# İç ve Dış Tehditler > Kürtler Türktür: Elenges Aniti ve Alp Urungu bunun Belgesi >  PKK'nın Mazgirt elebaşı çatışmada öldürüldü

## bozok

*PKK'nın Mazgirt elebaşı çatışmada öldürüldü*



*üzerinden 22 bin 500 euro ve DVD çıktı*

*15:10 | 15 Temmuz 2010*


*Ferit DEMİR/TUNCELİ, (DHA) / MİLLİYET*

TUNCELİ'nin Mazgirt İlçesi yakınlarındaki Harabetepe bölgesinde güvenlik güçleri ile PKK'lı teröristler arasında çıkan çatışmada öldürülen bölücü örgütün Mazgirt sözde sorumlusu ‘Mahir Herdem' kod adlı PKK'lının üzerinden 22 bin 500 euro, örgütsel doküman ve çok gizli bilgileri içeren DVD bulundu.

Güvenlik güçleri 13 Temmuz'da bir grup PKK'lı teröristin Mazgirt İlçesi Bulgurcular Jandarma Karakolu yakınlarından geçen 2 ayrı yola uzaktan kumandalı bomba döşeyeceği istihbaratını almalarından sonra bombaları döşeyecek 3 kişilik PKK'lıyı tespit ederek takibe aldı. PKK'nın bölgedeki elebaşı ‘Mahir Herdem' kod isimli PKK’lı ve diğer 2 arkadaşı çarşamba akşamı ‘şişik Ormanları' bölgesinden yola çıkarak Bulgurcular Köyü'ne doğru giderken güvenlik güçleri de geçiş güzergahında önlem aldı. Güvenlik güçlerini son anda fark eden ve kaçamayacağını anlayan PKK'lılar güvenlik güçleriyle çatışmaya girdi. üatışmada örgütün sözde sorumlusu ‘Mahir Erdem' öldürüldü. Gerçek ismi henüz belirlenemeyen teröristin üzerinde yapılan aramada 22 bin 500 euro para, çok gizli ve önemli bilgiler içeren DVD ile birlikte birçok örgütsel doküman ve çeşitli eylem planları ele geçirildi. Güvenlik güçlerinin yaptıkları ilk incelemede DVD içindeki bilgilerin şifrelendiği belirtildi. Bunun üzerine DVD Mazgirt Cumhuriyet savcılığının talimatıyla çözümlenmesi için Jandarma teknik merkezine gönderildi. DVD üzerinde yapılan çözümleme sonrası DVD içersinde örgütün Tunceli bölgesinin yapılanması, çok özel kuryelerin şifrelenen isimleri olduğu, ayrıca DVD içinde birçok eylem planı ve krokisi ile eylem yapılacak birçok noktanın bilgilerinin bulunduğu saptandı.
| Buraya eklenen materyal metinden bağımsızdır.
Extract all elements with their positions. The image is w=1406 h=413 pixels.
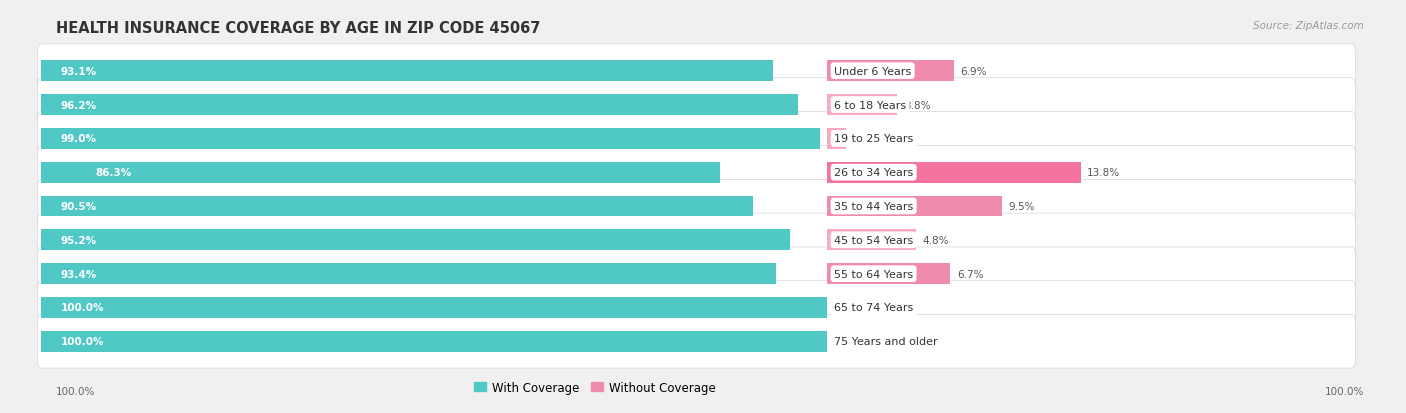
FancyBboxPatch shape (38, 315, 1355, 368)
Text: 93.1%: 93.1% (60, 66, 97, 76)
Text: 0.0%: 0.0% (834, 303, 860, 313)
Text: 6.9%: 6.9% (960, 66, 987, 76)
Text: 100.0%: 100.0% (56, 387, 96, 396)
Text: Under 6 Years: Under 6 Years (834, 66, 911, 76)
Bar (41, 263, 776, 285)
Text: Source: ZipAtlas.com: Source: ZipAtlas.com (1253, 21, 1364, 31)
FancyBboxPatch shape (38, 112, 1355, 166)
Text: 90.5%: 90.5% (60, 202, 97, 211)
Bar (828, 230, 915, 251)
Text: 65 to 74 Years: 65 to 74 Years (834, 303, 914, 313)
Text: HEALTH INSURANCE COVERAGE BY AGE IN ZIP CODE 45067: HEALTH INSURANCE COVERAGE BY AGE IN ZIP … (56, 21, 541, 36)
Bar (41, 95, 797, 116)
Text: 96.2%: 96.2% (60, 100, 97, 110)
Text: 35 to 44 Years: 35 to 44 Years (834, 202, 914, 211)
Text: 86.3%: 86.3% (96, 168, 132, 178)
Text: 95.2%: 95.2% (60, 235, 97, 245)
Text: 9.5%: 9.5% (1008, 202, 1035, 211)
Text: 1.0%: 1.0% (852, 134, 879, 144)
Bar (41, 128, 820, 150)
FancyBboxPatch shape (38, 45, 1355, 98)
Bar (828, 196, 1002, 217)
Bar (41, 61, 773, 82)
Text: 6 to 18 Years: 6 to 18 Years (834, 100, 907, 110)
Text: 93.4%: 93.4% (60, 269, 97, 279)
FancyBboxPatch shape (38, 247, 1355, 301)
Text: 100.0%: 100.0% (1324, 387, 1364, 396)
Text: 75 Years and older: 75 Years and older (834, 337, 938, 347)
Bar (828, 95, 897, 116)
Text: 4.8%: 4.8% (922, 235, 949, 245)
Text: 6.7%: 6.7% (957, 269, 983, 279)
Bar (41, 297, 828, 318)
Text: 45 to 54 Years: 45 to 54 Years (834, 235, 914, 245)
Legend: With Coverage, Without Coverage: With Coverage, Without Coverage (470, 376, 720, 399)
Text: 19 to 25 Years: 19 to 25 Years (834, 134, 914, 144)
Text: 100.0%: 100.0% (60, 337, 104, 347)
FancyBboxPatch shape (38, 214, 1355, 267)
Text: 26 to 34 Years: 26 to 34 Years (834, 168, 914, 178)
Bar (41, 162, 720, 183)
Bar (41, 331, 828, 352)
Bar (828, 263, 950, 285)
FancyBboxPatch shape (38, 180, 1355, 233)
Text: 100.0%: 100.0% (60, 303, 104, 313)
Text: 3.8%: 3.8% (904, 100, 931, 110)
Text: 0.0%: 0.0% (834, 337, 860, 347)
FancyBboxPatch shape (38, 281, 1355, 335)
Bar (828, 128, 846, 150)
FancyBboxPatch shape (38, 78, 1355, 132)
Bar (41, 230, 790, 251)
Text: 55 to 64 Years: 55 to 64 Years (834, 269, 912, 279)
Text: 13.8%: 13.8% (1087, 168, 1121, 178)
Text: 99.0%: 99.0% (60, 134, 97, 144)
Bar (828, 162, 1081, 183)
Bar (41, 196, 752, 217)
Bar (828, 61, 955, 82)
FancyBboxPatch shape (38, 146, 1355, 199)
Ayrıca DVD içinde yapılan ilk incelemede örgütün bölgedeki birçok gizli çalışması ve güvenlik güçleri tarafından bilinmeyen çok gizli bilgilerinin olduğu da ortaya çıktı. Güvenlik güçleri hala DVD içindeki bazı bilgileri çözmeye çalışıyor. İlk incelemede elde edilen bilgiler doğrultusunda eylem yapılacak bölgelere ait krokilerin incelenmesi sonucu bu noktalarda acil önlemler alındı. DVD üzerinde elde edilen bilgiler doğrultusunda güvenlik güçlerinin bu yönde büyük bir operasyon başlattı.

Bölgedeki üst düzey bir güvenlik yetkilisi, DVD içinde güvenlik güçlerinin bilmediği çok önemli bilgilerin var olduğu ve bu bilgiler doğrultusunda gerek Tunceli ve dışında çok önemli operasyonların yapıldığı bilgisini verdi.

...

----------